A Peek Into Kazakhstan’s “Protected Corners”

“Protected Corners of Kazakhstan,” a new book of photos by Vladislav Yakushkin and texts by well-known writer and naturalist Boris Shcherbakov, brings to vivid life some of Kazakhstan’s most unique and remote reaches and by showing their beauty seeks to inspire a spirit of protection and conservation in its readers.

Included in the album are the splendours of the Semirechie region, the Kolsay Lakes and Charyn Canyon, Altyn-Emel National Park in Southeast Kazakhstan, the Aksu-Zhabagly Reserve and the deserts of Southern Kazakhstan, the Caspian Sea, the Ustyurt plateau, the Aktolagay region of Western Kazakhstan, Borovoye, Bayanaul National Park, Karkaralinsk, Alakol Lake, Markakol Lake, Katon Karagai, the West Altay Reserve and the colourful deserts of Eastern Kazakhstan.

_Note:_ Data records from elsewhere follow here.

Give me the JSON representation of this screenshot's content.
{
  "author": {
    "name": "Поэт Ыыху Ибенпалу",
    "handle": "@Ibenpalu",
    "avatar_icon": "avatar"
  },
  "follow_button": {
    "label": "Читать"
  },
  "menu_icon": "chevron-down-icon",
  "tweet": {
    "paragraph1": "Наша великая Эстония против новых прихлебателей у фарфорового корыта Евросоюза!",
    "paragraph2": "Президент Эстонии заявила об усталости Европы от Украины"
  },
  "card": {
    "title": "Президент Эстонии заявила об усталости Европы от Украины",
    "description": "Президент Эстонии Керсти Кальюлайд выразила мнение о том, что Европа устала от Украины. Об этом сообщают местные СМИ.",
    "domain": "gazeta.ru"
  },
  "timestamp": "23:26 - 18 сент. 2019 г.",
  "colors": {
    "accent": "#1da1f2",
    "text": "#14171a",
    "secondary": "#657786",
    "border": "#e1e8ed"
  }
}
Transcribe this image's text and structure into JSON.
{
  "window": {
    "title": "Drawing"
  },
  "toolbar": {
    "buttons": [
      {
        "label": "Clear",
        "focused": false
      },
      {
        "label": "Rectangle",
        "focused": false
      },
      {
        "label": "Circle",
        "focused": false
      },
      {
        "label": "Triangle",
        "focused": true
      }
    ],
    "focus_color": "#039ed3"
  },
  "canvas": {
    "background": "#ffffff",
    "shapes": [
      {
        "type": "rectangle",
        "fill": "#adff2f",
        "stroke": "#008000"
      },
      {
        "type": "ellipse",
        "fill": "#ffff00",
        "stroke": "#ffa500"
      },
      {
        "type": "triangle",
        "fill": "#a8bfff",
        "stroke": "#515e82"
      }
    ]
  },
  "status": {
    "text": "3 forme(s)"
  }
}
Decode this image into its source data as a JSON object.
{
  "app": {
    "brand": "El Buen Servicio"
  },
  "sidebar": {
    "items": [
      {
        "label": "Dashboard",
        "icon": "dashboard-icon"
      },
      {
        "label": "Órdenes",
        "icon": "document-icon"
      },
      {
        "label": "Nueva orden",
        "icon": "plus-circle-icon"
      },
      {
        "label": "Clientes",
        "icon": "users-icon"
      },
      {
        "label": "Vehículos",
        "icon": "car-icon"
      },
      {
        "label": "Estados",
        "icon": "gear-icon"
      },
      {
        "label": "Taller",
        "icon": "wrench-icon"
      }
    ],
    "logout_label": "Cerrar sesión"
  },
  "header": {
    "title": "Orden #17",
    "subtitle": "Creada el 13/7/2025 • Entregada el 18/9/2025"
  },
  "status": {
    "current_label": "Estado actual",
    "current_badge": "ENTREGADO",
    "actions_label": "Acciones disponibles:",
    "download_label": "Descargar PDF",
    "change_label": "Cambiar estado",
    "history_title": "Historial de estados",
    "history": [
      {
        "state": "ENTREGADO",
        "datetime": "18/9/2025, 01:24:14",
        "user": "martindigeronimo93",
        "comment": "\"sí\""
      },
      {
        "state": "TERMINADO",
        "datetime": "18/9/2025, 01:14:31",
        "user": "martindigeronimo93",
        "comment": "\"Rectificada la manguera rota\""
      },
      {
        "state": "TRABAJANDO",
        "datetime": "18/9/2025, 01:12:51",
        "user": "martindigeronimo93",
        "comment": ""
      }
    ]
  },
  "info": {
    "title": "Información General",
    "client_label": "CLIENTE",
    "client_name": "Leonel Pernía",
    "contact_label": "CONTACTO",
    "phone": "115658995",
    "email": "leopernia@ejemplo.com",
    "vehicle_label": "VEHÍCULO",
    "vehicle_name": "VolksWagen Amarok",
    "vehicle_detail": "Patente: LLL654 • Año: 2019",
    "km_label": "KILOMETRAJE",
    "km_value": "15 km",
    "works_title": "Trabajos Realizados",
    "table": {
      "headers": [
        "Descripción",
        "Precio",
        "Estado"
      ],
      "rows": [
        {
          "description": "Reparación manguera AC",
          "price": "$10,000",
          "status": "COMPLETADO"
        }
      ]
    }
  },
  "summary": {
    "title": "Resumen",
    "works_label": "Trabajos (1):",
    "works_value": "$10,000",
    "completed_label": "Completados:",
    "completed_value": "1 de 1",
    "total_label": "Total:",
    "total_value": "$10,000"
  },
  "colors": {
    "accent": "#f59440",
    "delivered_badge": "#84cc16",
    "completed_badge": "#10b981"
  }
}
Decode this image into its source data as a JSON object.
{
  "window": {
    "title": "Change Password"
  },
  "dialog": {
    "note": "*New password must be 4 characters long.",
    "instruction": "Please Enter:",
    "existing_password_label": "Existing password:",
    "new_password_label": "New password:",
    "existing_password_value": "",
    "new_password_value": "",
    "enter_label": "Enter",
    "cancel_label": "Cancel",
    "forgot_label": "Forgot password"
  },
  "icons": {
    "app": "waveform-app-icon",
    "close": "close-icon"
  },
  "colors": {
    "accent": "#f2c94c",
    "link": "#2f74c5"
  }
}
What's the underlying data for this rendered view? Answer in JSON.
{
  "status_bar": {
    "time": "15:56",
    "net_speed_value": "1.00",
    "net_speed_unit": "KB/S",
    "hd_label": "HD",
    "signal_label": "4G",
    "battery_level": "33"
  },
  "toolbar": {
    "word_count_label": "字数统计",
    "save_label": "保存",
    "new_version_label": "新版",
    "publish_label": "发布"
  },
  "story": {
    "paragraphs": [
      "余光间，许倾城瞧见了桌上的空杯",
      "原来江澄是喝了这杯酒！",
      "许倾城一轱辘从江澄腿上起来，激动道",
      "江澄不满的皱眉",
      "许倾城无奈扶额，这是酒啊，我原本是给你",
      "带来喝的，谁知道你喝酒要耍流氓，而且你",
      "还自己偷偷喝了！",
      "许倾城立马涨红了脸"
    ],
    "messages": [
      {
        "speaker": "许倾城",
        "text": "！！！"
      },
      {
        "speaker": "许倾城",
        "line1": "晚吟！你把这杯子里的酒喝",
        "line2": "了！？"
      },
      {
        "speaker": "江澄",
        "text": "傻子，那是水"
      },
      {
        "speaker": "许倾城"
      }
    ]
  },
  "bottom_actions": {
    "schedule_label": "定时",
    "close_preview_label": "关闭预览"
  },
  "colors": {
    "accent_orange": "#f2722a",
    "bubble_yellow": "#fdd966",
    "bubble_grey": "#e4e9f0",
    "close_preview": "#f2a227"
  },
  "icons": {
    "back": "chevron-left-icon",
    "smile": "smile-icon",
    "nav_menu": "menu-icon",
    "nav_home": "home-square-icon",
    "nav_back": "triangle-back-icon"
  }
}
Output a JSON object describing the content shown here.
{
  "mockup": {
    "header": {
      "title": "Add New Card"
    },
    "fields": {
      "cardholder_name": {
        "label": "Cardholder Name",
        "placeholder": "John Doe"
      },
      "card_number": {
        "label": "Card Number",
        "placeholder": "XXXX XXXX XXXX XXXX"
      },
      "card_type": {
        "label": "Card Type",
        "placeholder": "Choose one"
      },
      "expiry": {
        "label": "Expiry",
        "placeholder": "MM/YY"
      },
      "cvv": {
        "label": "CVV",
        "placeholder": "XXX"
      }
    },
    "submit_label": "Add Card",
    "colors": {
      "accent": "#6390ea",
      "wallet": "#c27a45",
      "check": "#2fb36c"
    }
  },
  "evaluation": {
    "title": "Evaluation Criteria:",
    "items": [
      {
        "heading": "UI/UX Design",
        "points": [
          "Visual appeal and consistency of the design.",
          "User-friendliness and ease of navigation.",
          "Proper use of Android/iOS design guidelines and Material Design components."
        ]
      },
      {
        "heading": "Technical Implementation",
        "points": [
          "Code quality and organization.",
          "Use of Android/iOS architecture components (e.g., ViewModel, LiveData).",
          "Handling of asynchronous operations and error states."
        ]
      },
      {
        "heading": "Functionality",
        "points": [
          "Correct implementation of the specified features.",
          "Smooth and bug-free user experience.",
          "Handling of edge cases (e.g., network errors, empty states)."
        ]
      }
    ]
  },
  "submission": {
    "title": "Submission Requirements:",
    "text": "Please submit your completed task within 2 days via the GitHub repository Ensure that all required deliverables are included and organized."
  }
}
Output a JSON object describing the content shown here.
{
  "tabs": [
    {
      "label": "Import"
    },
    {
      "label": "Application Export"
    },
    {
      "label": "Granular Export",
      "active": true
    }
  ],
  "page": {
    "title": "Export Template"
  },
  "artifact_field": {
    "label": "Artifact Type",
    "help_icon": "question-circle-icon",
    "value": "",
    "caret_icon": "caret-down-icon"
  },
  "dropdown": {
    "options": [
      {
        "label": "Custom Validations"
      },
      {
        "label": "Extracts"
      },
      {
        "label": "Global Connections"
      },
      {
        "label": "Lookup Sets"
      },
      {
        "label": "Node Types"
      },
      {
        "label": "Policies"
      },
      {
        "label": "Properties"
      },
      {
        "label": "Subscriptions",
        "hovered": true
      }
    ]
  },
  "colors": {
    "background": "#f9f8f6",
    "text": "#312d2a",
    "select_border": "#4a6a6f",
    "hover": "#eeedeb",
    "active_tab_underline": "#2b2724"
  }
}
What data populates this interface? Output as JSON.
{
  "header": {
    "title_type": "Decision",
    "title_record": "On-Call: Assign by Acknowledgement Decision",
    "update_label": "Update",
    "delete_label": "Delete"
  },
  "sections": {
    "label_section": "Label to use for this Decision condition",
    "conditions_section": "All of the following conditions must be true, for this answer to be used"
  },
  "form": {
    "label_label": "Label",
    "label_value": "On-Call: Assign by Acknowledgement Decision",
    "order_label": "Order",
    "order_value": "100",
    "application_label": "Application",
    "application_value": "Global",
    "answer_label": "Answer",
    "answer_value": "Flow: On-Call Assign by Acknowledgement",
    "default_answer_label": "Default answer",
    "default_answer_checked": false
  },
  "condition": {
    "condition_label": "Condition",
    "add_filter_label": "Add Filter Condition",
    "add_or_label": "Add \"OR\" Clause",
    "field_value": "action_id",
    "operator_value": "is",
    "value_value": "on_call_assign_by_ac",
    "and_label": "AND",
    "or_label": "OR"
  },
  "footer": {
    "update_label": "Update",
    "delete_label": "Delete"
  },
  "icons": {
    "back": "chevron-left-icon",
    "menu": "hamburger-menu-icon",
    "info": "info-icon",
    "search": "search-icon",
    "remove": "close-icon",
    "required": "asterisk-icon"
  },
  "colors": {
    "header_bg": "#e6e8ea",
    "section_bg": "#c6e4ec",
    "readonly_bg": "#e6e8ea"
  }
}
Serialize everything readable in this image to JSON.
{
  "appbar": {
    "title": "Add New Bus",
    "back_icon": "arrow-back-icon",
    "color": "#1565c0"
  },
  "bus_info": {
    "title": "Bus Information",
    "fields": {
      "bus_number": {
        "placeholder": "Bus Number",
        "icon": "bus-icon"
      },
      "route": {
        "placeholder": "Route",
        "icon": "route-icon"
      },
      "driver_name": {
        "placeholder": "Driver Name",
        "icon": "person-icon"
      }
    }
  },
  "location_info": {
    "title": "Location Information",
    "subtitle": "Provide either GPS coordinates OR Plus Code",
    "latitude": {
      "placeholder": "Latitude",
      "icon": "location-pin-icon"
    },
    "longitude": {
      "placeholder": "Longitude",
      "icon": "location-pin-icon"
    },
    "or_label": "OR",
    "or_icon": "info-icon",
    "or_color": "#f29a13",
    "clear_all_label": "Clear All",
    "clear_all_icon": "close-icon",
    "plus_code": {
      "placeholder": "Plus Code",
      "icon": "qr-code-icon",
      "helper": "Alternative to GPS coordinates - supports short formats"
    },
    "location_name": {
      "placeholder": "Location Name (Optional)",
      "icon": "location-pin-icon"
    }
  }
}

Vast territories of the country, from the Caspian Sea in the west to the snowy peaks of the Tien Shan and Altai Mountains in the east, from the deserts of the south to the steppe plains of Western Siberia in the north, amaze with the richness and diversity of their landscapes, flora and fauna. Presenting the book to its readers, Professor Vladimir Kazenas writes that “An inquisitive naturalist and artist-photographer finds objects worthy of his attention everywhere. But there are parts of Kazakhstan where nature has created a fantastic beauty of landscape with a rich and unique world of plants and animals. The book tells about such protected corners. Its author, the well-known photographer and naturalist, explorer and member of the Professional Photographers of the United States, Vladislav Yakushkin, traveled all over Kazakhstan. He visited not only tourist destinations but also the most remote and inaccessible corners.” Yakushkin found and took photos of everything from rare butterflies and flowers to majestic rock piles, intricately dissected hills and spectacular sunsets. These photos demonstrate the technical skill of the photographer and his talent as an artist who manages to capture nature in its most positive and emotionally expressive form. And as all the photos are provided with explanatory captions giving valuable information, the book is not only a great keepsake of Kazakhstan, but a geography and biology guide.

The authors hope to inspire a love of nature and respect for its inhabitants at a time when natural environments are increasingly threatened by pollution, urban sprawl and human apathy. “Let’s believe that there will be changes in the consciousness of people and books like the new photo album by Vladislav Yakushkin will help,” Kazenas concluded.

Scientists Ikar Borodikhin, Ivan Bevze and Polina Veselova helped the authors of the book identify the animals and plants pictured.